Kate Walbert's Our Kind is a delightful gem, a wonderful work reminiscent of Virginia Woolf's Mrs. Dalloway, a novel several of the characters in this novel discuss at a book club. Both novels focus on the circularity of time, but Walbert's novel also focuses on the ravages of time, particularly on this collection of women in the novel. These women were married in fifties and now are all alone, deserted by husband and children by death, by divorce, by choice. Time is running out for them, but not many of them acknowledge that. Time swirls by them, the past comes back, they relive it, it repeats itself. These are wealthy women, not usually pitied, yet their stories echo with horrible tragedy, much death, many sadnesses. The narrative in the novel is lyrical without being too much or two twee. Walbert has done an excellent job; Our Kind is an excellent, moving novel.

Succinct and Perceptive

Although Walbert does not pinpoint her location, various clues lead me to believe that this book is situated around Wilmington Delaware or Philadelphia, a milieu I am very familiar with. The portraits of these women are drawn with such accuracy I feel I could provide their true names, including my mother. Since she still lives there with her cronies from her youth, husbands and children either gone or scattered, through these stories I have a truer insight into her life than I have gotten from the weekly telephone conversations we share. I know this is a very subjective review, but it is rare that a book has hit me at such a personal level.

beautifully written

This book consists of interrelated stories about a group of women friends who married and started families in the 1950's.
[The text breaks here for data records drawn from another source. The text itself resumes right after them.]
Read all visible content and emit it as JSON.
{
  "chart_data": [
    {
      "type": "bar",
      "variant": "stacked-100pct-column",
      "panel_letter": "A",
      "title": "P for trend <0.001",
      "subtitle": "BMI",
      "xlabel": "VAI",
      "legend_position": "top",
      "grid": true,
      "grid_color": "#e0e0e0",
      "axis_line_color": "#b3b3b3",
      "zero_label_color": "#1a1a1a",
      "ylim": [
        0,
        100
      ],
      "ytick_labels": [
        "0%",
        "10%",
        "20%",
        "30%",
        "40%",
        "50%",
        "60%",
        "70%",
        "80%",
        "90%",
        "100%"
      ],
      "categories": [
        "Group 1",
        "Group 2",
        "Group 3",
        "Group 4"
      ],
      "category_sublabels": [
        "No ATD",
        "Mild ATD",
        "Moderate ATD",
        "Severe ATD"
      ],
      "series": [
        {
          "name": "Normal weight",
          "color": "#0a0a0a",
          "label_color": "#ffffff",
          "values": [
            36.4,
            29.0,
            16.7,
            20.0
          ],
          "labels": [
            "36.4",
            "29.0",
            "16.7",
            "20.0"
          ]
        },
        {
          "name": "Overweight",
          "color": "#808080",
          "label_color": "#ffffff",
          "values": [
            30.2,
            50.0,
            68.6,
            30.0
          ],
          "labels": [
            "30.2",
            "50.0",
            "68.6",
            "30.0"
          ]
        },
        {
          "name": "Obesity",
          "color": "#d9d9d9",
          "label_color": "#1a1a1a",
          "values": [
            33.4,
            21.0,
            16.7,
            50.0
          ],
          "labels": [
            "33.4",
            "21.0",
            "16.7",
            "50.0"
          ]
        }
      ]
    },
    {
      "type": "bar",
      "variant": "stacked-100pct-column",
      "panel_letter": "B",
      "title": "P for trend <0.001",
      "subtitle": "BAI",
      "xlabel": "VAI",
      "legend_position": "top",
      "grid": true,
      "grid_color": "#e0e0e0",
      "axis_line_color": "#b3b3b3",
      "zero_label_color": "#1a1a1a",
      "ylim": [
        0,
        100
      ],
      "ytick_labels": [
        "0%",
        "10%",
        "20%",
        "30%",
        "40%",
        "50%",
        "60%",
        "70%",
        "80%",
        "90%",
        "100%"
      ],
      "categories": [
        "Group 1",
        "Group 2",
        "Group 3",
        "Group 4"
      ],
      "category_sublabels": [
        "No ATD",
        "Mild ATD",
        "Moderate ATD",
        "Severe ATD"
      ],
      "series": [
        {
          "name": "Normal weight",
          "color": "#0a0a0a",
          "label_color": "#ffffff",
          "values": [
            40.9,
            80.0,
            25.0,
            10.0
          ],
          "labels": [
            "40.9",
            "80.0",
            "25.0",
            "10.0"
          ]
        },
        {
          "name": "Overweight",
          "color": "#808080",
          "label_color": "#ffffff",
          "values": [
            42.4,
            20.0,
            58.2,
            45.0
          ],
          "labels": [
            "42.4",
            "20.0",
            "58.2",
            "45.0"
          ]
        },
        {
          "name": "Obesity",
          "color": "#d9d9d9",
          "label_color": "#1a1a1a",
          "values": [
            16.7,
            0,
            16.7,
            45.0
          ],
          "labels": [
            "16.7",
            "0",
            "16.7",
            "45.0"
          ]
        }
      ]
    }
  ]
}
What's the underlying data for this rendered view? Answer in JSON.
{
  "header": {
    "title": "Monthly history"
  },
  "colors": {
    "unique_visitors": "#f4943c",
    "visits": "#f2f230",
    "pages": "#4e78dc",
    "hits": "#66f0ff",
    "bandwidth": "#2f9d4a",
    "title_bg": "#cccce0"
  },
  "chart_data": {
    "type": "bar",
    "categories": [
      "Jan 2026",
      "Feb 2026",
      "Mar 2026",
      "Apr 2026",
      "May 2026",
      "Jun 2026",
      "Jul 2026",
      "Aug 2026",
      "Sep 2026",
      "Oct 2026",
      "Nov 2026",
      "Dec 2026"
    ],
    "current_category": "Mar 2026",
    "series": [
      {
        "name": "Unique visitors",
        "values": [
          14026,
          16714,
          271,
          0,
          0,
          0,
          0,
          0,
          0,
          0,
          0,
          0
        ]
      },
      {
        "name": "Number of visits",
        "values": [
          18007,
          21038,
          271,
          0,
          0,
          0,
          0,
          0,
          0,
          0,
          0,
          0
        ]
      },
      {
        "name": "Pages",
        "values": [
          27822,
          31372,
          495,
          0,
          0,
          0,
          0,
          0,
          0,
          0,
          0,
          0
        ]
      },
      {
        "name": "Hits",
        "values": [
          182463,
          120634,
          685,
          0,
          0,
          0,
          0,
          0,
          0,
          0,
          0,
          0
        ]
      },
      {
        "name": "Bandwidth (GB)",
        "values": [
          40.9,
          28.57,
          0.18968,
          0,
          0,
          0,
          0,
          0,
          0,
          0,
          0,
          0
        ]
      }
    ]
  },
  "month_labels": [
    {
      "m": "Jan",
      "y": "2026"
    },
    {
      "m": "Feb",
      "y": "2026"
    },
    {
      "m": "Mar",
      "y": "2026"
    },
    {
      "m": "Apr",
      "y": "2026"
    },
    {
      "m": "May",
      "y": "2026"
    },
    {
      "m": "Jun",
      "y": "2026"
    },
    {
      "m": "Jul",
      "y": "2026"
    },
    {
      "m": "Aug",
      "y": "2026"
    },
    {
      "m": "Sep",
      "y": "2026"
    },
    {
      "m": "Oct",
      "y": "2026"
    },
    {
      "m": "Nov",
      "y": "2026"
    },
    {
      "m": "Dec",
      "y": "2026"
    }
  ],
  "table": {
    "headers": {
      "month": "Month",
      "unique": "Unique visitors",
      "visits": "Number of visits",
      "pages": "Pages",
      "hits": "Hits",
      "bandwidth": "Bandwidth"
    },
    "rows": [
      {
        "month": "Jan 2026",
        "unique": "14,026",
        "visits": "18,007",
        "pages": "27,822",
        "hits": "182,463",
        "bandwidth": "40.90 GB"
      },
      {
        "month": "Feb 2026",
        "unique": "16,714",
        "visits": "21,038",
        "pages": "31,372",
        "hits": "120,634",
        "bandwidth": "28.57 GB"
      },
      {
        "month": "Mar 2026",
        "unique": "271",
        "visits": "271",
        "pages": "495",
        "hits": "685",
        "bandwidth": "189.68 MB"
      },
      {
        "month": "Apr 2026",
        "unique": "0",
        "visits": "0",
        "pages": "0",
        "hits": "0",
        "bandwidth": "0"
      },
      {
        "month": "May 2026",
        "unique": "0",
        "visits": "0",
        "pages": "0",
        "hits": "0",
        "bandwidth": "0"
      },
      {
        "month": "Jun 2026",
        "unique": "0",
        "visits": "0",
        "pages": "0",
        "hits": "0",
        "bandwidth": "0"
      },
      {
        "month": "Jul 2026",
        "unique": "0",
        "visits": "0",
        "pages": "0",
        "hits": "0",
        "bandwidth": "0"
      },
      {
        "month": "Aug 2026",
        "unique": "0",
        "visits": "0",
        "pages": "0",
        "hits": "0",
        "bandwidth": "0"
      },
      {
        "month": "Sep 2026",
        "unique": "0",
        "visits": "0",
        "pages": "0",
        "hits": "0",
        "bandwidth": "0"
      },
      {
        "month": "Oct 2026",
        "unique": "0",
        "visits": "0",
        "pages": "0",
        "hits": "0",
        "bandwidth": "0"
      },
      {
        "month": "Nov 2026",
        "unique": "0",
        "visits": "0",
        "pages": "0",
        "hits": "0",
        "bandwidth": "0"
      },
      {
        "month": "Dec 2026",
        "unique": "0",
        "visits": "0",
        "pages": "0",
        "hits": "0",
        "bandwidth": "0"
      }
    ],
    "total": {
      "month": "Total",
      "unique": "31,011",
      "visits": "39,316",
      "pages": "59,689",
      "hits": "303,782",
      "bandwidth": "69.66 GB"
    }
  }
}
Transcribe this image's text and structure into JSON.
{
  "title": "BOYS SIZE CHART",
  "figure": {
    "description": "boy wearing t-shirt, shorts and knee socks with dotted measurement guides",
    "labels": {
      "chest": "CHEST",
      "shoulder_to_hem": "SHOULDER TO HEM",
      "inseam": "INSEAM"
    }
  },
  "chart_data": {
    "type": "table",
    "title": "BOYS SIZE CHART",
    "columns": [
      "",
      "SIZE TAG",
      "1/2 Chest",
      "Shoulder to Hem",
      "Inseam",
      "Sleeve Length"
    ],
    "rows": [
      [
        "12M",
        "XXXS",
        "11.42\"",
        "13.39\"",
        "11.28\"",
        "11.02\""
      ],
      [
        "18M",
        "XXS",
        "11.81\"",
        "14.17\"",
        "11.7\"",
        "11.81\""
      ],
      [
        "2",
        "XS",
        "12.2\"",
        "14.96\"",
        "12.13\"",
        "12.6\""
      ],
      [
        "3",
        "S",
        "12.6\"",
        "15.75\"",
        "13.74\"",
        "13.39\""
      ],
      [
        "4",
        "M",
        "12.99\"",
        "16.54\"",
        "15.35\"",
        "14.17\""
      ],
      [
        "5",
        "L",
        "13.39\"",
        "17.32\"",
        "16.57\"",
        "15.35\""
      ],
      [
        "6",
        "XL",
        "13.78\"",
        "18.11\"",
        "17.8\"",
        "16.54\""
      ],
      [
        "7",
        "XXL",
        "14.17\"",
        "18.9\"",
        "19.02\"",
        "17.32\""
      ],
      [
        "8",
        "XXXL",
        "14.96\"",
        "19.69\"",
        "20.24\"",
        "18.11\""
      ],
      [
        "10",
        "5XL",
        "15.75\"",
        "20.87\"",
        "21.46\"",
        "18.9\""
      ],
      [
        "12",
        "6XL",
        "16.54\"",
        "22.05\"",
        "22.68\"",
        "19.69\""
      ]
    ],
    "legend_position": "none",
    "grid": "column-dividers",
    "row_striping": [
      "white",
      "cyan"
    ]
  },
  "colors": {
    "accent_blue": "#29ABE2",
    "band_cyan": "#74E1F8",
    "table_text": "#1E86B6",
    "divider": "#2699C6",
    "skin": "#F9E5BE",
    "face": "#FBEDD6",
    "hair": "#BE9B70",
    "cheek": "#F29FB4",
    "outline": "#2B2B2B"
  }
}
The stories are beautifully written, and I found myself continually marking pages for prose that I wanted to reread.This is also one of those novels that is about Time. You see entire lives having been lived, and it makes you think about your own mortality and accomplishments.I ended this novel with a heavy heart. Despite the fact that I am too young to have remembered the 50's, I felt like I had known these women, and their own angst and frustrations became mine.Highly recommended.

chilling scenes of women from Cheever country

What happens to the wives of the upper middle class when they hit old age, after the decoupage classes and country club eras? This extraordinary novel in stories, told in the unusual first person plural, paints a haunting picture. The subject matter is fresh and the writing is first rate. Kate Walbert has great talent and a keen eye.